The Jungle è un documentario diretto dal regista friulano Cristian Natoli, per la produzione di Tesla production (Italia) e 4Film (Croazia) e racconta l’avventura di Elisa Menon e dei suoi amici incontrati nella jungle. Ma facciamo un passo indietro: se è vero che i film nascono nella mente di registi e sceneggiatori, qualche volta ispirati da romanzi; che i documentari prendono vita dalla storia e dalla realtà e dalla passione di un regista, nel caso di The Jungle l’idea nasce da Hassan, immigrato afgano che lavora come mediatore nella questura di Gorizia, terra di confine e porta di accesso al ricco occidente, che ha contattato Elisa Menon, figura coraggiosa quanto visionaria, per chiederle di realizzare un progetto proprio su quelli come lui. Con quali parole abbia convinto a farsi dirigere da Elisa Menon dopo aver visto un suo video non è dato sapere ma la regista ha ricambiato la sua determinazione con appassionata ricerca e coraggio, intervenendo anche come attrice coprotagonista.
Gli altri attori sono tutti immigrati provenienti dall’Afghanistan e dal Pakistan che alla notte dormono nel dormitorio e al mattino si ritrovano nella foresta (the Jungle) per stare lontani da sguardi poco accoglienti quando non ostili. Socializzano tra di loro cucinando, mangiando e pregando sulla riva del fiume dove soltanto gli alberi ne sono testimoni.
L’idea geniale della regista è di trasformare il bosco in palcoscenico e platea e – udite udite – di chiamare a sé, dopo un progetto teatrale con gli stessi protagonisti di questa vita ai margini – il pubblico. E così gli spettatori, richiamati attraverso il volantinaggio per le strade della città, non possono fare a meno di sedersi nella notte e trovarsi a guardare quegli stranieri negli occhi come ad esseri umani e non come a degli invasori, combattendo e guarendo i propri atteggiamenti xenofobi. “Allenarsi attraverso il teatro, allenarsi ad avere relazioni con le persone” è l’obiettivo sociale. “Accettare di vedere gli altri e di vedere me” quest’ ultima frase viene diretta agli immigrati che come ospiti sono spronati a comprendere le reazioni poco accoglienti ma comunque umane degli spettatori ovvero dei cittadini ospitanti.
Con naturale narrazione ma non senza poca fatica, Elisa Menon riesce a portare su un palco arrangiato nel bosco un teatro di strada entrando in simbiosi con gli improvvisati attori che parlano soltanto inglese o solo la madre lingua. Il lavoro della macchina da presa e del montaggio di Cristian Natoli e di Enrique Carcione riesce a sopperire alla sobrietà di mezzi minimalisti.

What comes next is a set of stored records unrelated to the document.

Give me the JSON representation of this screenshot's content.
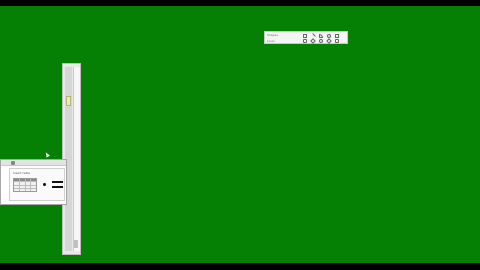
{
  "screen": {
    "background": "#058005",
    "letterbox": "#000000"
  },
  "toolbar": {
    "labels": [
      "Shapes",
      "Lines"
    ],
    "tools": [
      "rectangle-tool",
      "line-tool",
      "curve-tool",
      "ellipse-tool",
      "polygon-tool",
      "arrow-tool",
      "triangle-tool",
      "star-tool",
      "diamond-tool",
      "hexagon-tool"
    ]
  },
  "panel": {
    "slider_level_fraction": 0.18
  },
  "dialog": {
    "caption": "Insert table",
    "grid_rows": 4,
    "grid_cols": 4
  }
}
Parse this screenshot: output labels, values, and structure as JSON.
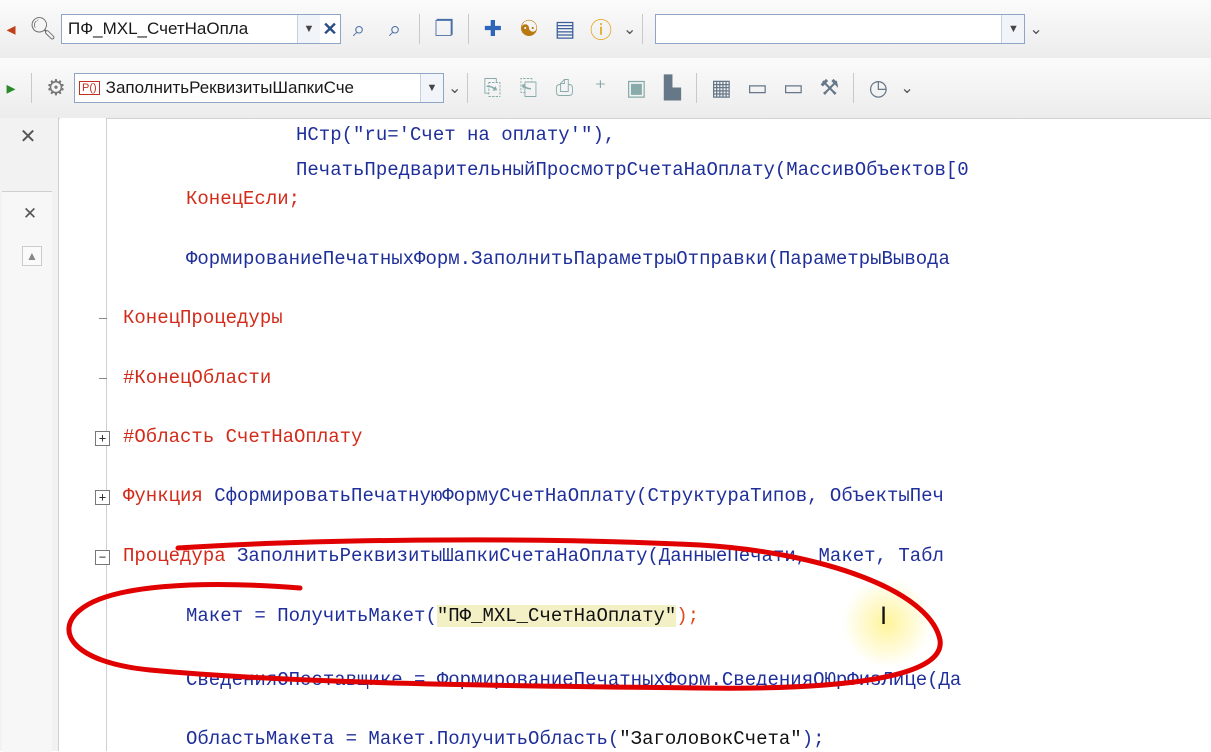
{
  "toolbar1": {
    "form_combo_value": "ПФ_MXL_СчетНаОпла",
    "search_combo_value": ""
  },
  "toolbar2": {
    "method_combo_value": "ЗаполнитьРеквизитыШапкиСче",
    "method_badge": "P()"
  },
  "code": {
    "l1a": "НСтр(\"ru='Счет на оплату'\"),",
    "l2a": "ПечатьПредварительныйПросмотрСчетаНаОплату(МассивОбъектов[0",
    "l3_kw": "КонецЕсли;",
    "l4a": "ФормированиеПечатныхФорм.ЗаполнитьПараметрыОтправки(ПараметрыВывода",
    "l5_kw": "КонецПроцедуры",
    "l6_kw": "#КонецОбласти",
    "l7_kw": "#Область",
    "l7_name": " СчетНаОплату",
    "l8_kw": "Функция",
    "l8_rest": " СформироватьПечатнуюФормуСчетНаОплату(СтруктураТипов, ОбъектыПеч",
    "l9_kw": "Процедура",
    "l9_rest": " ЗаполнитьРеквизитыШапкиСчетаНаОплату(ДанныеПечати, Макет, Табл",
    "l10_a": "Макет = ПолучитьМакет(",
    "l10_str": "\"ПФ_MXL_СчетНаОплату\"",
    "l10_end": ");",
    "l11a": "СведенияОПоставщике = ФормированиеПечатныхФорм.СведенияОЮрФизЛице(Да",
    "l12_a": "ОбластьМакета = Макет.ПолучитьОбласть(",
    "l12_str": "\"ЗаголовокСчета\"",
    "l12_end": ");"
  },
  "colors": {
    "keyword": "#d22b1a",
    "identifier": "#1f2f9a",
    "string": "#111111",
    "annotation": "#e00000"
  },
  "icons": [
    "search-icon",
    "dropdown-icon",
    "clear-icon",
    "find-icon",
    "find-next-icon",
    "copy-icon",
    "debug-icon",
    "breakpoint-icon",
    "module-icon",
    "info-icon",
    "procedure-icon",
    "indent-icon",
    "outdent-icon",
    "comment-icon",
    "uncomment-icon",
    "bookmark-icon",
    "timer-icon"
  ]
}
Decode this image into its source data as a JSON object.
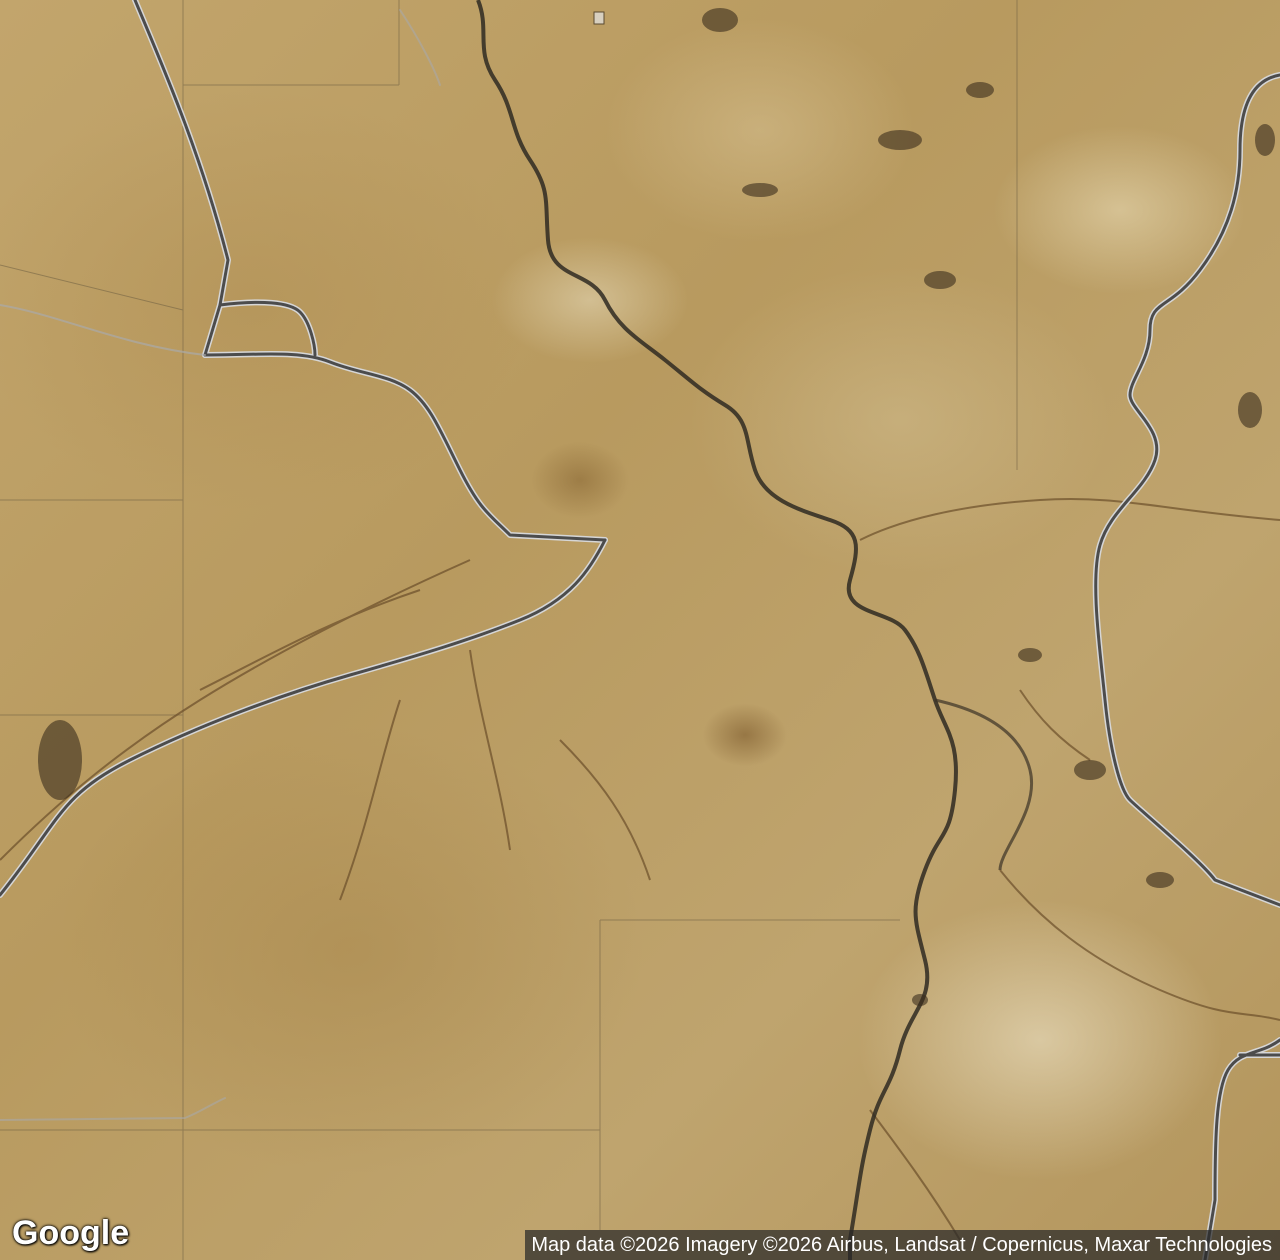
{
  "map": {
    "type": "satellite",
    "logo": "Google",
    "attribution": "Map data ©2026 Imagery ©2026 Airbus, Landsat / Copernicus, Maxar Technologies",
    "colors": {
      "terrain": "#b89a5f",
      "light_terrain": "#e6dcc0",
      "river": "#2f2a22",
      "road": "#4c4c4c",
      "road_outline": "#d8d8d8",
      "parcel_line": "#7a6a4a"
    }
  }
}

E diventa bello e suggestivo entrare in contatto con i brividi di ansia che percorrono la schiena dei protagonisti e che si trasmettono anche a noi davanti lo schermo quando serpeggia la paura del flop: “E se non venisse nessuno a vederci ?” Andare in un bosco di sera a vedere una rappresentazione teatrale non è cosa di tutti i giorni …
Poi a mano a mano le sedie poste su un tappeto d’erba vengono occupate fino ad essere esaurite. Gli attori si rincuorano e prendono coraggio nel recitare l’essenziale: quei gesti essenziali imparati nel locale di una parrocchia, l’unica struttura disposta ad accoglierli. Attraverso una performance sintetica al massimo viene fuori tutta la sofferenza dei viaggi al limite della sopravvivenza che ognuno di loro ha sopportato per avere una speranza di vita lontani dai paesi dai quali sono fuggiti.
“Non è una moda. Siamo partiti per disperazione per raggiungere un minimo di sicurezza” Questo è l’ essenziale da capire.
Nota di merito per la Tesla Production per aver prodotto, in collaborazione con la 4Film e la Regione Friuli Venezia Giulia, un documento che ci auspichiamo venga divulgato fra i giovani per comprendere che non dobbiamo temere queste persone, l’unica cosa da temere è di dimostrarci disumani nei confronti di gente che è stata costretta lasciare la propria patria.
Chiudiamo con una frase di Elisa: “Quando si finisce non rimane niente se non nel cuore di chi ha fatto e di chi ha visto”.